The debt-laden company aims to use most of the issue proceeds to pare debt, two people close to the development told BloombergQuint on the condition of anonymity. JSPL’s total debt, according to data complied by Bloomberg, stood at Rs 23,689 crore, as Dec. 31, 2017.
The company’s total revenue for the third quarter rose 21 percent to Rs 6,993 crore as compared to the same period last year, according to its financial statements. Net loss narrowed to Rs 448 crore from Rs 1,101 crore year-on-year. Finance costs for the quarter rose to Rs 967 crore.
SBI Caps is said to the investment banker to the QIP issue.

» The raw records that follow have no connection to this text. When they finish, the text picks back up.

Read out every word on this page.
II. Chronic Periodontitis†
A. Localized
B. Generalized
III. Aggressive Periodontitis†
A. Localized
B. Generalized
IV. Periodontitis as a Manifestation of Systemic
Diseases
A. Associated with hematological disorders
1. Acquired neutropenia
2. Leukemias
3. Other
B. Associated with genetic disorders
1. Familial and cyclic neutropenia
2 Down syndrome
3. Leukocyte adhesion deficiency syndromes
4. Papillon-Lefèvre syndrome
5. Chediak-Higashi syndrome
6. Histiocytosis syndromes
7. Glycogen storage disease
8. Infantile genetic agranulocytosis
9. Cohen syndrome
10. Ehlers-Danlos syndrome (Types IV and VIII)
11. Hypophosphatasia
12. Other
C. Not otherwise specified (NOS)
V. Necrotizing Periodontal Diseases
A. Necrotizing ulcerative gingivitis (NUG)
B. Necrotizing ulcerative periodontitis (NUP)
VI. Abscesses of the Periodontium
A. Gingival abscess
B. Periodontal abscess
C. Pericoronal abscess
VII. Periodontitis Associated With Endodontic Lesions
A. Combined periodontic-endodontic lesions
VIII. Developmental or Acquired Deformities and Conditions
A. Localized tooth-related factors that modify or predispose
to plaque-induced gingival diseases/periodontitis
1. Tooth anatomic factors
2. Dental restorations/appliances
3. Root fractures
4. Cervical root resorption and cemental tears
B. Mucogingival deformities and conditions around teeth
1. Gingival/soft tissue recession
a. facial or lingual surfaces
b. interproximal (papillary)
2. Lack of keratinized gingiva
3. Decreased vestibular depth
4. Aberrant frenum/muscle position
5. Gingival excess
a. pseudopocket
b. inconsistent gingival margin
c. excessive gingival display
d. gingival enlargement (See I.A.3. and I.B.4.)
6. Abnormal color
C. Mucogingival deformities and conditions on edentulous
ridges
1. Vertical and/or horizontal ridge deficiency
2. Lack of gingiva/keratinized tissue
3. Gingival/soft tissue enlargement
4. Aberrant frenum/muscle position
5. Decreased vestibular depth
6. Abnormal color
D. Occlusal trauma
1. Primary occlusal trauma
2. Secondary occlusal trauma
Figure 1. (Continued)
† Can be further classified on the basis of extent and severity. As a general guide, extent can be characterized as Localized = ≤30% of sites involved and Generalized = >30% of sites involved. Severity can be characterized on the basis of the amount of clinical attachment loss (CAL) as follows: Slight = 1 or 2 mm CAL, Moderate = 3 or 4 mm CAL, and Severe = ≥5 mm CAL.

The pricing of the issue is likely to be close to the current market price. The two-week average price is Rs 230-235 range on which a maximum discount of 5 percent can be offered, as per guidelines of the Securities and Exchange Board of India.
The share placement is intended to raise upwards of Rs 1,000 crore, but the quantum of fund raising depends on the demand and response from institutional investors, said one of the sources quoted above. The company board will meet on March 16 to decide on the QIP, it said in a stock exchange filing earlier.
Shares of JSPL have risen over 80 percent in the last 12 months after the company took measures to deleverage its balance sheet. These include both asset sales and equity fund raising to pare debt. In November 2017, the company allotted 4.8 crore convertible warrants to a promoter entity which will help raise nearly Rs 670 crore on full conversion into equity shares.
JSPL said in an emailed response to BloombergQuint that it has “nothing more to share beyond filings already made on stock exchanges”.